A mother-and-child figure from Katsina, which is about 2,000
years old, has a more sensitive treatment in the facial expression,
SusAnna Grae said. The Sokota figures were “more judgmental,” she said
with “an austere village elder kind of feeling to them.” They also have a
different style of how they are created by overlaying the slabs of clay
to create different layers.
“There are subtle differences between them,” she said, with Egyptian influences apparent.
Rustin had befriended the future presidents of Ghana and Nigeria
when those men were studying at Lincoln University near Rustin’s home in
Pennsylvania, giving him entre to those countries where he went to
study village life, conflict resolution and the apparent peaceful
ancient peoples.
“There were no battlements or weapons found,” Joel Grae said of the current excavation being undertaken by German archeologists.
“They found tools for agriculture, but not for weapons,” said Frederick John Lamp the Frances and Benjamin Benenson Foundation curator of African Art.
Lamp said many African leaders of the independence movements
studied at Lincoln, including Nnamdi Azikiwe, who became president of
Nigeria.
He said Rustin’s time in Africa, before independence, was part of his civil rights training.
“He was interested in studying local government in Africa. It was
all part of his awakening to civil rights and his participation in
organizations like SCLC (Southern Christian Leadership Conference) and CORE (Congress on Racial Equality). He was concerned about how to build a more just government here,” Lamp said.
As for the ancient artists themselves, Lamb said “They were definitely skilled.”
He said many figures had bound beards and carried a crook and
whip, like Egyptian leaders. “The pharaoh often was shown with a bound
beard,” Lamp said.
Lamp said the Nok art was contemporaneous with the last
millennium of the Egyptian kingdoms. Joel Grae said it also was the era
of the Great Wall of China and the Mayan civilization, as well as very
early Rome.
Joel Grae said some of the jewelry they have in their collection
from this period had Roman and Egyptian glass. “They were traders,” he
said of the Noks.

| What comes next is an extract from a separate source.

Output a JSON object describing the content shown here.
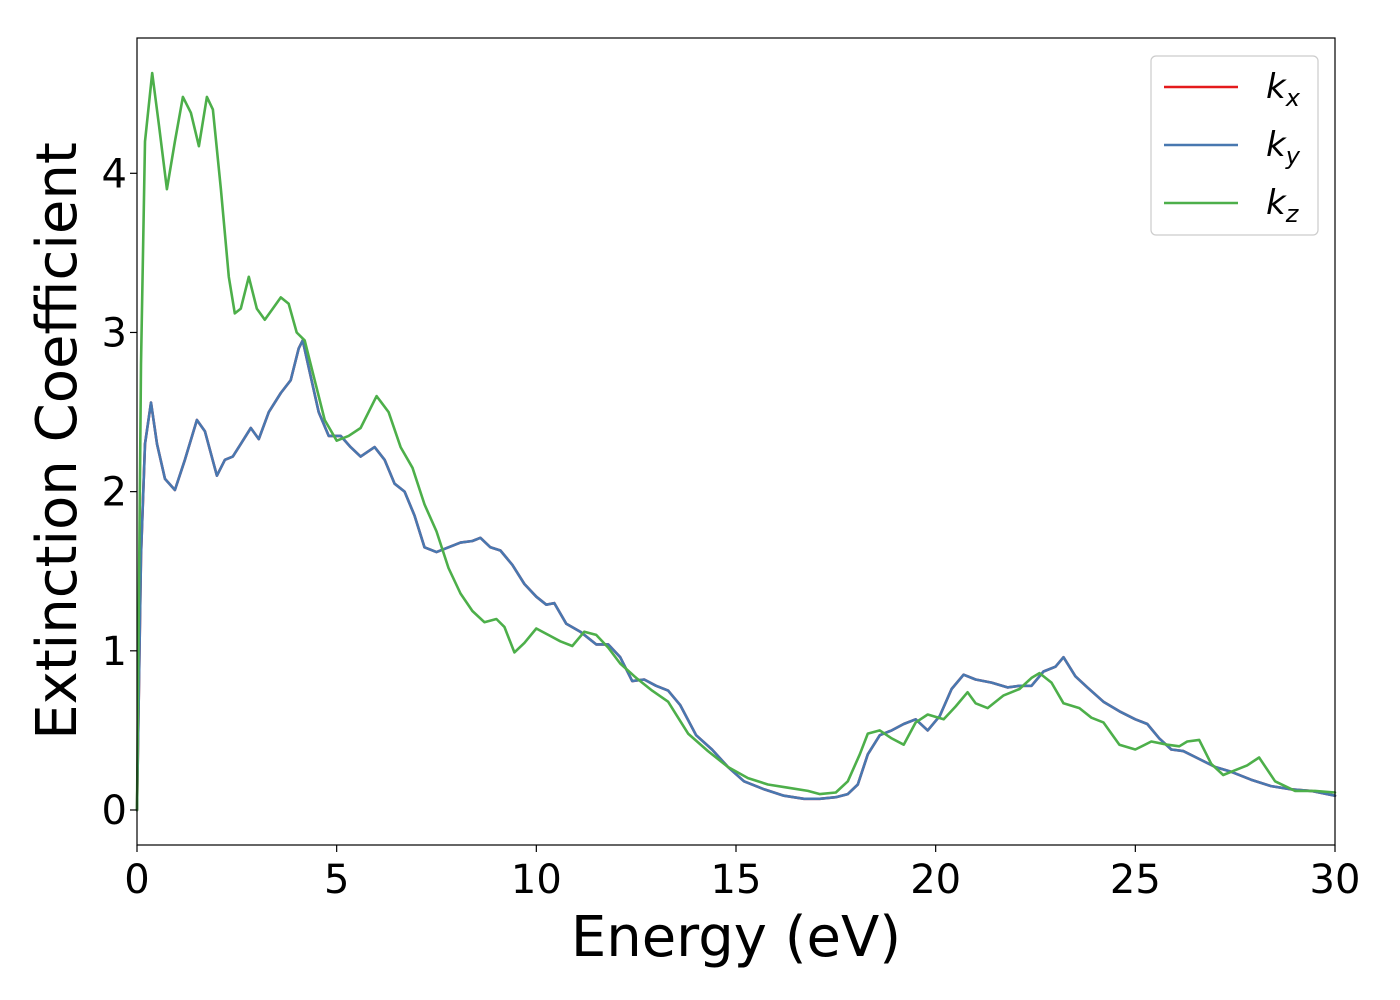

He said there were beads that came from a quarry in
Mali.
Lamp said there was no reference to Sokoto and Katsina by art
historians in the major textbook published in 2000, 50 years after
Rustin was assembling his collection.
“We didn’t know it existed,” Lamp said of the major contribution
Rustin has made to understanding the history of the area and the Graes
for donating it to the university for public appreciation.
There are interesting coincidences between Rustin and Lamp, as
both grew up in the same part of Pennsylvania. Also, Rustin was Quaker
and Lamp was Mennonite, each raised in nonviolent cultures.

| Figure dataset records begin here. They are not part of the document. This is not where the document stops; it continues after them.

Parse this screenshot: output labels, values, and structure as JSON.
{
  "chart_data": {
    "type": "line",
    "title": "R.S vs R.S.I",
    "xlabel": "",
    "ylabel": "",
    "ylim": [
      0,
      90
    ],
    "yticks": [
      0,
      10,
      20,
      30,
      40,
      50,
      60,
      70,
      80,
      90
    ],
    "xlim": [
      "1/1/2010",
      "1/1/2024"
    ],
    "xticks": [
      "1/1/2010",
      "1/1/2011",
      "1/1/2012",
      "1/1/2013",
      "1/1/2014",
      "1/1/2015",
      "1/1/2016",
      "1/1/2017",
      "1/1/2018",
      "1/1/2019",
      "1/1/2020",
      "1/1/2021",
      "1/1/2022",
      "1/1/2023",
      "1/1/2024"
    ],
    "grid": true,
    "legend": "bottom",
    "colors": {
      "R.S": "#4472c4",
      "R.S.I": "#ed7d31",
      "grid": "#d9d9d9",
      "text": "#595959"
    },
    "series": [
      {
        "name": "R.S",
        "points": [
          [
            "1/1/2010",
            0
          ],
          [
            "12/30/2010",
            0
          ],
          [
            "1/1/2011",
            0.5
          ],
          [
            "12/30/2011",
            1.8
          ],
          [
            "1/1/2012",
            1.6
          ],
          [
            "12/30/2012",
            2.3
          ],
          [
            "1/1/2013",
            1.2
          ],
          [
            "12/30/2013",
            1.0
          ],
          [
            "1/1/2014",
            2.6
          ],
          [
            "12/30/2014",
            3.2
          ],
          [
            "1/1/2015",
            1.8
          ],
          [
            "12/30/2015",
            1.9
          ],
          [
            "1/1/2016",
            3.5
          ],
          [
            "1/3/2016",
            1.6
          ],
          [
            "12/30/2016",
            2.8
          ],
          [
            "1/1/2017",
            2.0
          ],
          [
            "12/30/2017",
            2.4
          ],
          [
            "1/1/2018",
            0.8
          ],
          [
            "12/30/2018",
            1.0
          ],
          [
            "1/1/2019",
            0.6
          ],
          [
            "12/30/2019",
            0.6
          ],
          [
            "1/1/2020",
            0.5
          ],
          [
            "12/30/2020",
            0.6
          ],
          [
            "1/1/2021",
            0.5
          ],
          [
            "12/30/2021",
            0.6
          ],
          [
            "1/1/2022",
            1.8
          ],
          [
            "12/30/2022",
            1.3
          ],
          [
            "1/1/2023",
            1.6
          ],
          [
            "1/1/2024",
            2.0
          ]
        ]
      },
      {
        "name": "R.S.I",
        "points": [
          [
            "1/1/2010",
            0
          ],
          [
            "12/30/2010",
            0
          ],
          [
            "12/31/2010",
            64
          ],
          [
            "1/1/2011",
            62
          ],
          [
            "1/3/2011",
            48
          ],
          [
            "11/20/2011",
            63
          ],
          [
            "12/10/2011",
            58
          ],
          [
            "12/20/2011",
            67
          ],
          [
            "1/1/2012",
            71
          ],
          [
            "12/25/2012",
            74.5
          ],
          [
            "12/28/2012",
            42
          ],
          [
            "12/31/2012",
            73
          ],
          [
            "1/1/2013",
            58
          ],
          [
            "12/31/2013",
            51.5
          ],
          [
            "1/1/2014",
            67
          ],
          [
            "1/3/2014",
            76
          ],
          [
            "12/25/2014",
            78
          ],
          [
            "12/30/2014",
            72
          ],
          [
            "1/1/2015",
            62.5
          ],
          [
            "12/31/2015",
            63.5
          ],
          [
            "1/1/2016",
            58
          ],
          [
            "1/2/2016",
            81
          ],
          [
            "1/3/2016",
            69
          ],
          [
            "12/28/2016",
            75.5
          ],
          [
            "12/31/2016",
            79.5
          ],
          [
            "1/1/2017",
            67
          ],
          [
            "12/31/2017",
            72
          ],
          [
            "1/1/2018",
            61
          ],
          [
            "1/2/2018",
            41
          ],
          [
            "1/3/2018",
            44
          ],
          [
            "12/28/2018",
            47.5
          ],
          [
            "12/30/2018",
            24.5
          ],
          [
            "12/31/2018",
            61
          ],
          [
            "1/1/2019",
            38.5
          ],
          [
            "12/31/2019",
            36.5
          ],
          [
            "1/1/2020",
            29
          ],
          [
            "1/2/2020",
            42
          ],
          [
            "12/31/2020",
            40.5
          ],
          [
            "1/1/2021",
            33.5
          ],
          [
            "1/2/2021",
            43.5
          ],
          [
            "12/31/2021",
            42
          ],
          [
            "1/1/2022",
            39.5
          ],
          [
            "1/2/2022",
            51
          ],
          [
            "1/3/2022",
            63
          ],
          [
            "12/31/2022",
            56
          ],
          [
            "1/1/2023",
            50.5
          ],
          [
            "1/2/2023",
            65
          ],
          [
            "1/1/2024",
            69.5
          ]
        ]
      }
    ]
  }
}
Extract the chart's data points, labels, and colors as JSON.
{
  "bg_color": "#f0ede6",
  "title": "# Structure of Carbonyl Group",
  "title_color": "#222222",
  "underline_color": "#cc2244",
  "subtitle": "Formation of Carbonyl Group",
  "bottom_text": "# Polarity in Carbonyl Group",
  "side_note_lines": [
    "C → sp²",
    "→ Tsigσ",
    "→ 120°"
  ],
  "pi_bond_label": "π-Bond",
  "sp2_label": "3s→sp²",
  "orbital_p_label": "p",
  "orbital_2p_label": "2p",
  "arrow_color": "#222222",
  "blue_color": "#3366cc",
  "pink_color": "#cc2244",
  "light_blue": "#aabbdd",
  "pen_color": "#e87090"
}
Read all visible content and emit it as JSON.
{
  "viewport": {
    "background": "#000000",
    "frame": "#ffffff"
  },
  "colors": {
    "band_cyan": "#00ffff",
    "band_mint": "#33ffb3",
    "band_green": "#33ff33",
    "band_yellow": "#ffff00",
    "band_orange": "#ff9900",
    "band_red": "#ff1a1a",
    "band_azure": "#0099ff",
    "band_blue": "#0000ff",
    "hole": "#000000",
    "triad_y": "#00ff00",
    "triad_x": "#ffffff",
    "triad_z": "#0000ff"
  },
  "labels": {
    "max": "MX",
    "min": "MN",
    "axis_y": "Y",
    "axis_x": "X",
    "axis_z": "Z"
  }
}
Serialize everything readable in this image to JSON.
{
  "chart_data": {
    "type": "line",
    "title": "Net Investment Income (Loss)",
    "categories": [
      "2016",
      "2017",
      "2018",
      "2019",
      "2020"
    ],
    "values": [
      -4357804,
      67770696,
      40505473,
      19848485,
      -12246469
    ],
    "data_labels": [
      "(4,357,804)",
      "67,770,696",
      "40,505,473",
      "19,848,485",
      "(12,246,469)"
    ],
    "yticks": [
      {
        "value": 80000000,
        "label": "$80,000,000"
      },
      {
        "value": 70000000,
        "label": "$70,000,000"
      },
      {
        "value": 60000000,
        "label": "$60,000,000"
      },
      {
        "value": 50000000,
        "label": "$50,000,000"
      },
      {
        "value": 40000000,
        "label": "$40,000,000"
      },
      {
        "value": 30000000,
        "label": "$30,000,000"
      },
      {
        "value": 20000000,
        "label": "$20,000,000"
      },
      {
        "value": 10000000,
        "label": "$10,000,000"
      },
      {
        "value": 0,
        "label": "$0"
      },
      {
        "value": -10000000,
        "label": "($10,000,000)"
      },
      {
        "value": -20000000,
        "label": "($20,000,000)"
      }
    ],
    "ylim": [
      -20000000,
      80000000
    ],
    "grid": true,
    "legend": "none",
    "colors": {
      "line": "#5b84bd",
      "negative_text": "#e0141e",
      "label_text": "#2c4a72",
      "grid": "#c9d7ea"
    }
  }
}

SusAnna Grae said they choose Yale for their gift because of
Lamp’s scholarly work and his commitment to studying the artwork across
different academic disciplines, as well as offering a course to local
teachers to pass on the discovery to New Haven schoolchildren.

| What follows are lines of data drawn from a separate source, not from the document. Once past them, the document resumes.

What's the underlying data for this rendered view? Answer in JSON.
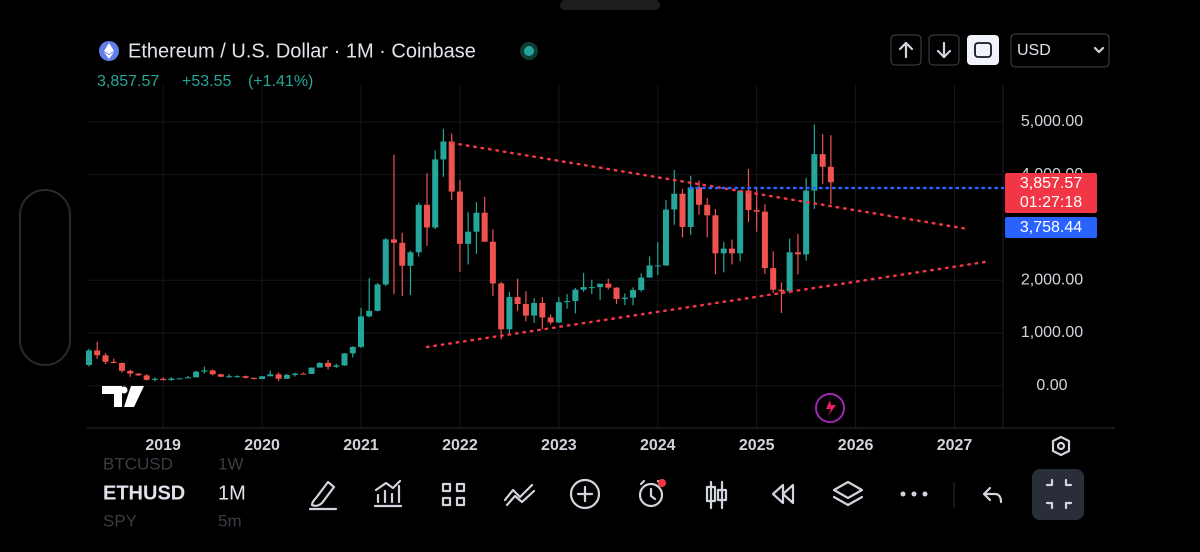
{
  "header": {
    "title": "Ethereum / U.S. Dollar · 1M · Coinbase",
    "price": "3,857.57",
    "change": "+53.55",
    "change_pct": "(+1.41%)",
    "currency": "USD"
  },
  "price_labels": {
    "last": "3,857.57",
    "countdown": "01:27:18",
    "line": "3,758.44"
  },
  "toolbar": {
    "symbols": [
      {
        "symbol": "BTCUSD",
        "interval": "1W"
      },
      {
        "symbol": "ETHUSD",
        "interval": "1M"
      },
      {
        "symbol": "SPY",
        "interval": "5m"
      }
    ]
  },
  "chart_data": {
    "type": "candlestick",
    "up_color": "#26a69a",
    "down_color": "#ef5350",
    "grid": true,
    "xlim": [
      2018.23,
      2027.49
    ],
    "xticks": [
      2019,
      2020,
      2021,
      2022,
      2023,
      2024,
      2025,
      2026,
      2027
    ],
    "ylim": [
      -800,
      5700
    ],
    "yticks": [
      {
        "value": 0,
        "label": "0.00"
      },
      {
        "value": 1000,
        "label": "1,000.00"
      },
      {
        "value": 2000,
        "label": "2,000.00"
      },
      {
        "value": 4000,
        "label": "4,000.00"
      },
      {
        "value": 5000,
        "label": "5,000.00"
      }
    ],
    "x": [
      2018.25,
      2018.333,
      2018.417,
      2018.5,
      2018.583,
      2018.667,
      2018.75,
      2018.833,
      2018.917,
      2019,
      2019.083,
      2019.167,
      2019.25,
      2019.333,
      2019.417,
      2019.5,
      2019.583,
      2019.667,
      2019.75,
      2019.833,
      2019.917,
      2020,
      2020.083,
      2020.167,
      2020.25,
      2020.333,
      2020.417,
      2020.5,
      2020.583,
      2020.667,
      2020.75,
      2020.833,
      2020.917,
      2021,
      2021.083,
      2021.167,
      2021.25,
      2021.333,
      2021.417,
      2021.5,
      2021.583,
      2021.667,
      2021.75,
      2021.833,
      2021.917,
      2022,
      2022.083,
      2022.167,
      2022.25,
      2022.333,
      2022.417,
      2022.5,
      2022.583,
      2022.667,
      2022.75,
      2022.833,
      2022.917,
      2023,
      2023.083,
      2023.167,
      2023.25,
      2023.333,
      2023.417,
      2023.5,
      2023.583,
      2023.667,
      2023.75,
      2023.833,
      2023.917,
      2024,
      2024.083,
      2024.167,
      2024.25,
      2024.333,
      2024.417,
      2024.5,
      2024.583,
      2024.667,
      2024.75,
      2024.833,
      2024.917,
      2025,
      2025.083,
      2025.167,
      2025.25,
      2025.333,
      2025.417,
      2025.5,
      2025.583,
      2025.667,
      2025.75
    ],
    "open": [
      395,
      670,
      578,
      455,
      433,
      283,
      232,
      197,
      113,
      133,
      107,
      136,
      141,
      160,
      268,
      290,
      218,
      172,
      180,
      182,
      151,
      129,
      180,
      218,
      133,
      206,
      231,
      225,
      345,
      434,
      360,
      386,
      615,
      737,
      1315,
      1420,
      1920,
      2775,
      2710,
      2275,
      2530,
      3430,
      3000,
      4290,
      4630,
      3680,
      2690,
      2920,
      3280,
      2730,
      1940,
      1070,
      1680,
      1550,
      1330,
      1570,
      1295,
      1200,
      1585,
      1605,
      1820,
      1870,
      1870,
      1935,
      1860,
      1645,
      1670,
      1815,
      2050,
      2280,
      2280,
      3340,
      3640,
      3010,
      3760,
      3430,
      3230,
      2510,
      2600,
      2510,
      3700,
      3330,
      3300,
      2230,
      1820,
      1790,
      2530,
      2490,
      3700,
      4390,
      4150
    ],
    "high": [
      700,
      835,
      620,
      515,
      440,
      300,
      235,
      220,
      160,
      160,
      165,
      145,
      185,
      285,
      365,
      310,
      230,
      223,
      198,
      193,
      153,
      185,
      287,
      253,
      227,
      247,
      252,
      348,
      445,
      488,
      420,
      620,
      750,
      1475,
      2040,
      1945,
      2800,
      4380,
      2900,
      2560,
      3470,
      4030,
      4460,
      4870,
      4780,
      3900,
      3290,
      3480,
      3580,
      2965,
      1970,
      1780,
      2030,
      1790,
      1660,
      1680,
      1350,
      1680,
      1740,
      1855,
      2140,
      2010,
      1930,
      2030,
      1870,
      1750,
      1865,
      2130,
      2450,
      2720,
      3520,
      4090,
      3730,
      3980,
      3890,
      3560,
      3350,
      2730,
      2770,
      3680,
      4110,
      3740,
      3440,
      2550,
      1960,
      2790,
      2880,
      3940,
      4950,
      4770,
      4750
    ],
    "low": [
      365,
      510,
      410,
      430,
      250,
      170,
      190,
      100,
      82,
      102,
      102,
      130,
      140,
      158,
      230,
      195,
      162,
      151,
      156,
      138,
      117,
      126,
      178,
      90,
      130,
      176,
      216,
      223,
      345,
      310,
      335,
      375,
      535,
      715,
      1300,
      1410,
      1890,
      1735,
      1700,
      1720,
      2450,
      2650,
      2970,
      3960,
      3520,
      2160,
      2300,
      2500,
      2790,
      1700,
      880,
      1000,
      1420,
      1220,
      1190,
      1070,
      1160,
      1190,
      1460,
      1370,
      1780,
      1740,
      1620,
      1825,
      1550,
      1530,
      1525,
      1780,
      2050,
      2100,
      2270,
      3050,
      2810,
      2860,
      3240,
      2810,
      2110,
      2150,
      2300,
      2360,
      3100,
      2920,
      2120,
      1760,
      1380,
      1750,
      2110,
      2370,
      3350,
      3820,
      3440
    ],
    "close": [
      670,
      578,
      455,
      433,
      283,
      232,
      197,
      113,
      133,
      107,
      136,
      141,
      160,
      268,
      290,
      218,
      172,
      180,
      182,
      151,
      129,
      180,
      218,
      133,
      206,
      231,
      225,
      345,
      434,
      360,
      386,
      615,
      737,
      1315,
      1420,
      1920,
      2775,
      2710,
      2275,
      2530,
      3430,
      3000,
      4290,
      4630,
      3680,
      2690,
      2920,
      3280,
      2730,
      1940,
      1070,
      1680,
      1550,
      1330,
      1570,
      1295,
      1200,
      1585,
      1605,
      1820,
      1870,
      1870,
      1935,
      1860,
      1645,
      1670,
      1815,
      2050,
      2280,
      2280,
      3340,
      3640,
      3010,
      3760,
      3430,
      3230,
      2510,
      2600,
      2510,
      3700,
      3330,
      3300,
      2230,
      1820,
      1790,
      2530,
      2490,
      3700,
      4390,
      4150,
      3857.57
    ]
  }
}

“Our interest was to let people know about it. Very few people
knew anything about this collection. We feel it is quite spectacular and
we wanted it to be studied and to be shared with the community. We
wanted people to see it, rather than be closed up in our home,” SusAnne
Graes said.
Joel Grae said when you go to most museums, it looks like African art only goes back 100 years.
“You don’t have the full picture,” SusAnna Grae said.
“This gives you a very different perspective, especially if you are a person of African descent,” said Joel Grae.
Lamp said the Nok are the oldest art producing culture in Africa
south of the Sahara and the pristine condition of Rustin’s collection
was important for documentary purposes.
He said it reflected the important relationships Rustin was able
to establish in Nigeria as he went to remote villages in that country to
which that no one else had access.
“Bayard had an amazing eye for art. He wasn’t just an amazing
historical figure who organized the many things that he did. He was a
Renaissance man ... way ahead of his time,” SusAnna Grae said.